Der Schweizer Nationaltorhüter Yann Sommer freut sich auf den Top-Auftakt gegen Favorit Brasilien. „Ein toller Start! Wir wollen selbstbewusst auftreten, mutig auch, und an jenem Tag alles daran setzen, Brasilien zu schlagen“, sagte der Torwart des Fußball-Bundesligisten Borussia Mönchengladbach vor dem Auftakt gegen die Südamerikaner am Sonntag (20.00 Uhr)der Schweizer Nachrichtenagentur sda. Gleichwohl weiß die Nummer eins der Eidgenossen um die Schwere der Aufgabe. „Es braucht an diesem Tag von unserer Seite eine Topleistung“, sagte Sommer.

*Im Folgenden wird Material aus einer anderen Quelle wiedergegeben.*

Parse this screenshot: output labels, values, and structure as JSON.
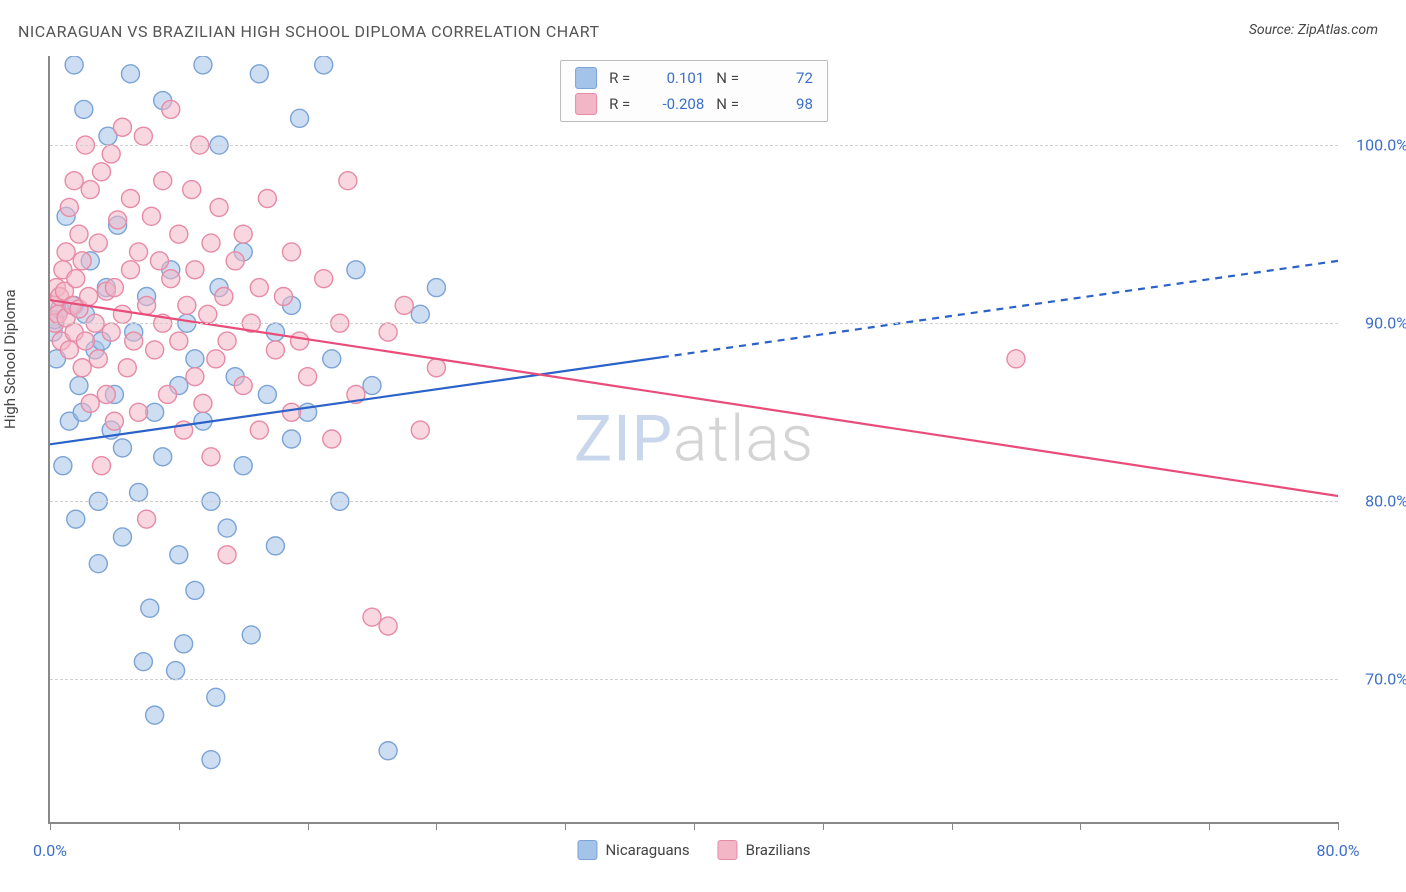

Weitere Gegner der Schweizer in der Gruppe E sind Costa Rica und Serbien. Für Sommer ist das Rennen hinter Brasilien ausgeglichen. „Es wäre gefährlich zu sagen, wir müssten ins Viertelfinale kommen. Gegen die Kontrahenten in unserer Gruppe sind wir schon stark gefordert“, sagte Sommer. „Wir sind darum gut beraten, uns vorerst nur auf diese Phase des Turniers zu konzentrieren.“

Mut macht den Schweizern ihre Bilanz in den Auftaktspielen der letzten WM-Turniere. Bei den vergangenen vier Teilnahmen startete die Nati immer mindestens mit einem Unentschieden. 2010 gab es sogar einen Sieg gegen den späteren Weltmeister Spanien, zuletzt wurde vor vier Jahren Ecuador im ersten Spiel bezwungen.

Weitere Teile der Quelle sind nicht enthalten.